The longest lasting and probably most expensive roof choice is a metal roof. They will typically last 40-50 years. Metal roof are also favored for their speed, ease of installation and fire resistant qualities. Metal roofs are surprisingly lightweight and reflect heat from the sun. Drawbacks, aside from the costs of premium materials, are noise and denting. If a golf ball hits your metal roof, not only will you hear it, you may also have a permanent dent in your roof!. And although the noise can be controlled in various ways, if you you live in a rainy climate and want a metal roof, you had better like the sound of rain pitter pattering, or pelting above you.
Wooden roofs are generally comprised of either shingles or shakes.

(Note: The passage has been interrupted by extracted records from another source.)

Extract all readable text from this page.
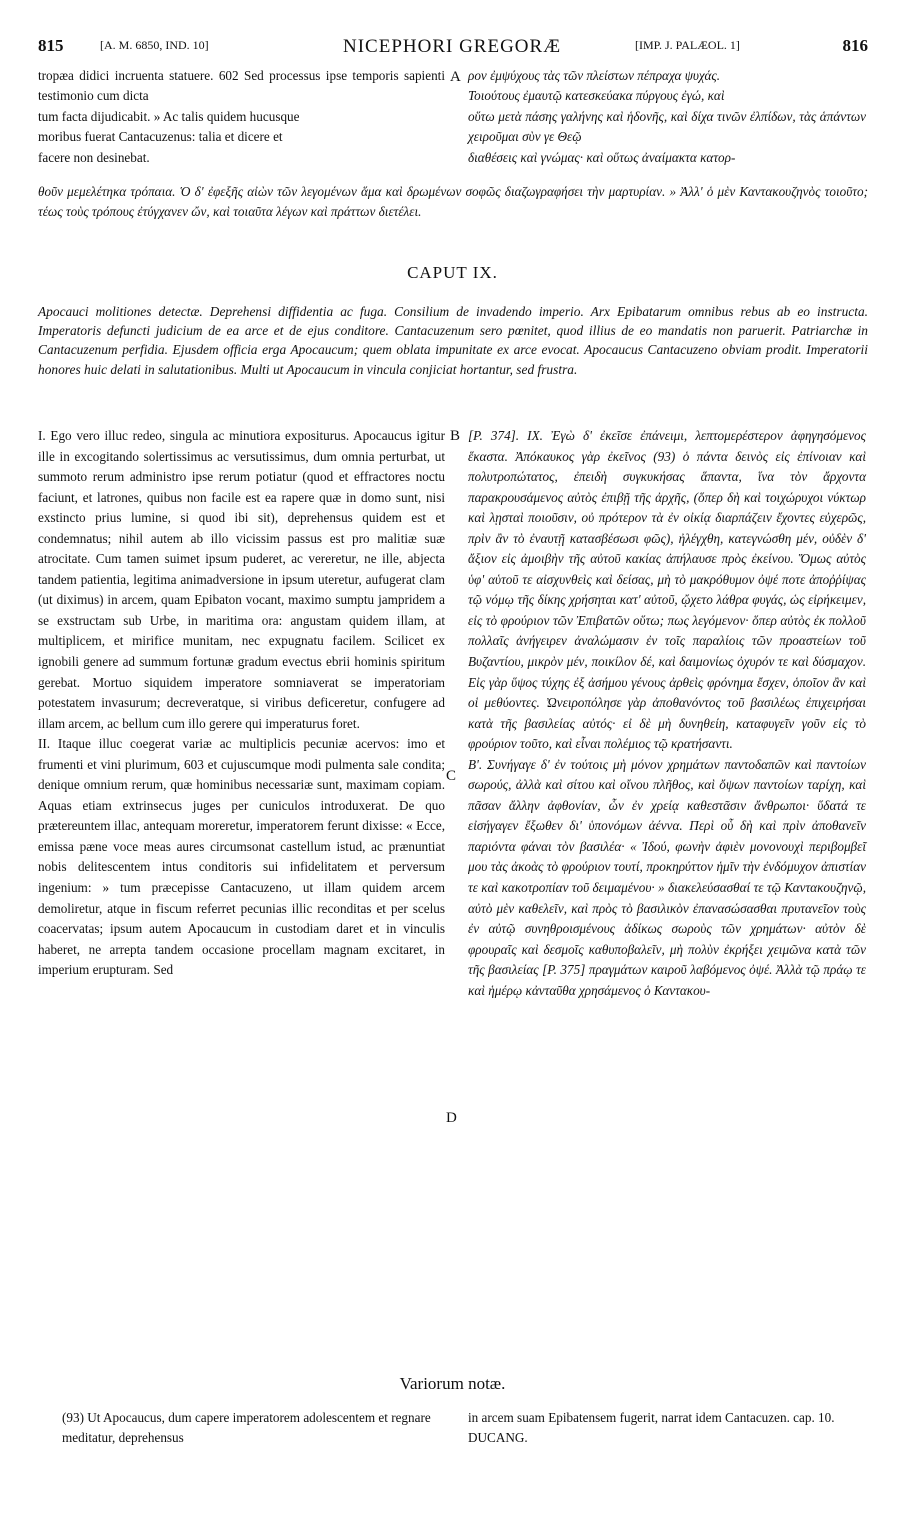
815	[A. M. 6850, IND. 10]	NICEPHORI GREGORÆ	[IMP. J. PALÆOL. 1]	816
tropæa didici incruenta statuere. 602 Sed processus ipse temporis sapienti testimonio cum dicta
tum facta dijudicabit. » Ac talis quidem hucusque
moribus fuerat Cantacuzenus: talia et dicere et
facere non desinebat.
A ρον ἐμψύχους τὰς τῶν πλείστων πέπραχα ψυχάς.
Τοιούτους ἐμαυτῷ κατεσκεύακα πύργους ἐγώ, καὶ
οὕτω μετὰ πάσης γαλήνης καὶ ἡδονῆς, καὶ δίχα τινῶν ἐλπίδων, τὰς ἁπάντων χειροῦμαι σὺν γε Θεῷ
διαθέσεις καὶ γνώμας· καὶ οὕτως ἀναίμακτα κατορ-
θοῦν μεμελέτηκα τρόπαια. Ὁ δ' ἐφεξῆς αἰὼν τῶν λεγομένων ἅμα καὶ δρωμένων σοφῶς διαζωγραφήσει τὴν μαρτυρίαν. » Ἀλλ' ὁ μὲν Καντακουζηνὸς τοιοῦτο; τέως τοὺς τρόπους ἐτύγχανεν ὤν, καὶ τοιαῦτα λέγων καὶ πράττων διετέλει.
CAPUT IX.
Apocauci molitiones detectæ. Deprehensi diffidentia ac fuga. Consilium de invadendo imperio. Arx Epibatarum omnibus rebus ab eo instructa. Imperatoris defuncti judicium de ea arce et de ejus conditore. Cantacuzenum sero pœnitet, quod illius de eo mandatis non paruerit. Patriarchæ in Cantacuzenum perfidia. Ejusdem officia erga Apocaucum; quem oblata impunitate ex arce evocat. Apocaucus Cantacuzeno obviam prodit. Imperatorii honores huic delati in salutationibus. Multi ut Apocaucum in vincula conjiciat hortantur, sed frustra.
I. Ego vero illuc redeo, singula ac minutiora expositurus. Apocaucus igitur ille in excogitando solertissimus ac versutissimus, dum omnia perturbat, ut summoto rerum administro ipse rerum potiatur (quod et effractores noctu faciunt, et latrones, quibus non facile est ea rapere quæ in domo sunt, nisi exstincto prius lumine, si quod ibi sit), deprehensus quidem est et condemnatus; nihil autem ab illo vicissim passus est pro malitiæ suæ atrocitate. Cum tamen suimet ipsum puderet, ac vereretur, ne ille, abjecta tandem patientia, legitima animadversione in ipsum uteretur, aufugerat clam (ut diximus) in arcem, quam Epibaton vocant, maximo sumptu jampridem a se exstructam sub Urbe, in maritima ora: angustam quidem illam, at multiplicem, et mirifice munitam, nec expugnatu facilem. Scilicet ex ignobili genere ad summum fortunæ gradum evectus ebrii hominis spiritum gerebat. Mortuo siquidem imperatore somniaverat se imperatoriam potestatem invasurum; decreveratque, si viribus deficeretur, confugere ad illam arcem, ac bellum cum illo gerere qui imperaturus foret.
II. Itaque illuc coegerat variæ ac multiplicis pecuniæ acervos: imo et frumenti et vini plurimum, 603 et cujuscumque modi pulmenta sale condita; denique omnium rerum, quæ hominibus necessariæ sunt, maximam copiam. Aquas etiam extrinsecus juges per cuniculos introduxerat. De quo prætereuntem illac, antequam moreretur, imperatorem ferunt dixisse: « Ecce, emissa pæne voce meas aures circumsonat castellum istud, ac prænuntiat nobis delitescentem intus conditoris sui infidelitatem et perversum ingenium: » tum præcepisse Cantacuzeno, ut illam quidem arcem demoliretur, atque in fiscum referret pecunias illic reconditas et per scelus coacervatas; ipsum autem Apocaucum in custodiam daret et in vinculis haberet, ne arrepta tandem occasione procellam magnam excitaret, in imperium erupturam. Sed
B
C
D
[P. 374]. IX. Ἐγὼ δ' ἐκεῖσε ἐπάνειμι, λεπτομερέστερον ἀφηγησόμενος ἕκαστα. Ἀπόκαυκος γὰρ ἐκεῖνος (93) ὁ πάντα δεινὸς εἰς ἐπίνοιαν καὶ πολυτροπώτατος, ἐπειδὴ συγκυκήσας ἅπαντα, ἵνα τὸν ἄρχοντα παρακρουσάμενος αὐτὸς ἐπιβῇ τῆς ἀρχῆς, (ὅπερ δὴ καὶ τοιχώρυχοι νύκτωρ καὶ λῃσταὶ ποιοῦσιν, οὐ πρότερον τὰ ἐν οἰκίᾳ διαρπάζειν ἔχοντες εὐχερῶς, πρὶν ἂν τὸ ἐναυτῇ κατασβέσωσι φῶς), ἠλέγχθη, κατεγνώσθη μέν, οὐδὲν δ' ἄξιον εἰς ἀμοιβὴν τῆς αὐτοῦ κακίας ἀπήλαυσε πρὸς ἐκείνου. Ὅμως αὐτὸς ὑφ' αὑτοῦ τε αἰσχυνθεὶς καὶ δείσας, μὴ τὸ μακρόθυμον ὀψέ ποτε ἀποῤῥίψας τῷ νόμῳ τῆς δίκης χρήσηται κατ' αὐτοῦ, ᾤχετο λάθρα φυγάς, ὡς εἰρήκειμεν, εἰς τὸ φρούριον τῶν Ἐπιβατῶν οὕτω; πως λεγόμενον· ὅπερ αὐτὸς ἐκ πολλοῦ πολλαῖς ἀνήγειρεν ἀναλώμασιν ἐν τοῖς παραλίοις τῶν προαστείων τοῦ Βυζαντίου, μικρὸν μέν, ποικίλον δέ, καὶ δαιμονίως ὀχυρόν τε καὶ δύσμαχον. Εἰς γὰρ ὕψος τύχης ἐξ ἀσήμου γένους ἀρθεὶς φρόνημα ἔσχεν, ὁποῖον ἂν καὶ οἱ μεθύοντες. Ὠνειροπόλησε γὰρ ἀποθανόντος τοῦ βασιλέως ἐπιχειρήσαι κατὰ τῆς βασιλείας αὐτός· εἰ δὲ μὴ δυνηθείη, καταφυγεῖν γοῦν εἰς τὸ φρούριον τοῦτο, καὶ εἶναι πολέμιος τῷ κρατήσαντι.
Β'. Συνήγαγε δ' ἐν τούτοις μὴ μόνον χρημάτων παντοδαπῶν καὶ παντοίων σωρούς, ἀλλὰ καὶ σίτου καὶ οἴνου πλῆθος, καὶ ὄψων παντοίων ταρίχη, καὶ πᾶσαν ἄλλην ἀφθονίαν, ὧν ἐν χρείᾳ καθεστᾶσιν ἄνθρωποι· ὕδατά τε εἰσήγαγεν ἔξωθεν δι' ὑπονόμων ἀέννα. Περὶ οὗ δὴ καὶ πρὶν ἀποθανεῖν παριόντα φάναι τὸν βασιλέα· « Ἰδού, φωνὴν ἀφιὲν μονονουχὶ περιβομβεῖ μου τὰς ἀκοὰς τὸ φρούριον τουτί, προκηρύττον ἡμῖν τὴν ἐνδόμυχον ἀπιστίαν τε καὶ κακοτροπίαν τοῦ δειμαμένου· » διακελεύσασθαί τε τῷ Καντακουζηνῷ, αὐτὸ μὲν καθελεῖν, καὶ πρὸς τὸ βασιλικὸν ἐπανασώσασθαι πρυτανεῖον τοὺς ἐν αὐτῷ συνηθροισμένους ἀδίκως σωροὺς τῶν χρημάτων· αὐτὸν δὲ φρουραῖς καὶ δεσμοῖς καθυποβαλεῖν, μὴ πολὺν ἐκρήξει χειμῶνα κατὰ τῶν τῆς βασιλείας [P. 375] πραγμάτων καιροῦ λαβόμενος ὀψέ. Ἀλλὰ τῷ πράῳ τε καὶ ἡμέρῳ κἀνταῦθα χρησάμενος ὁ Καντακου-
Variorum notæ.
(93) Ut Apocaucus, dum capere imperatorem adolescentem et regnare meditatur, deprehensus
in arcem suam Epibatensem fugerit, narrat idem Cantacuzen. cap. 10. DUCANG.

Usually made from western red cedar, a long-lasting, straight-grained wood, shingles have a life expectancy similar to most other roofs. Wood shakes are thicker and rougher and like shingles have an average life expectancy of 25 years. One draw back to wooden roofs is that the are certainly not fire-resistant. Some local codes require that the wood be pressure-treated. Therefore, wooden roofs may not be suitable for use in fire-prone areas. Wood materials often require more maintenance than other roofing options, especially if you live in a harsh climate.
Tile roofs initially cost a lot more to install than asphalt shingle or wood shake roofs, but they also last much longer. Their lifecycle can be from 50-100 years, and sometimes even longer.Tile is often used in more expensive, custom homes. Tile has the unique ability of being able to accent the exterior color or finish of any home or building. With better insulating properties, tile is also your most energy-efficient material choice. Tile roofing systems allow air circulation under the tile, reducing heat transfer to attics during fires. But take note, tile roofs are not meant to be walked on!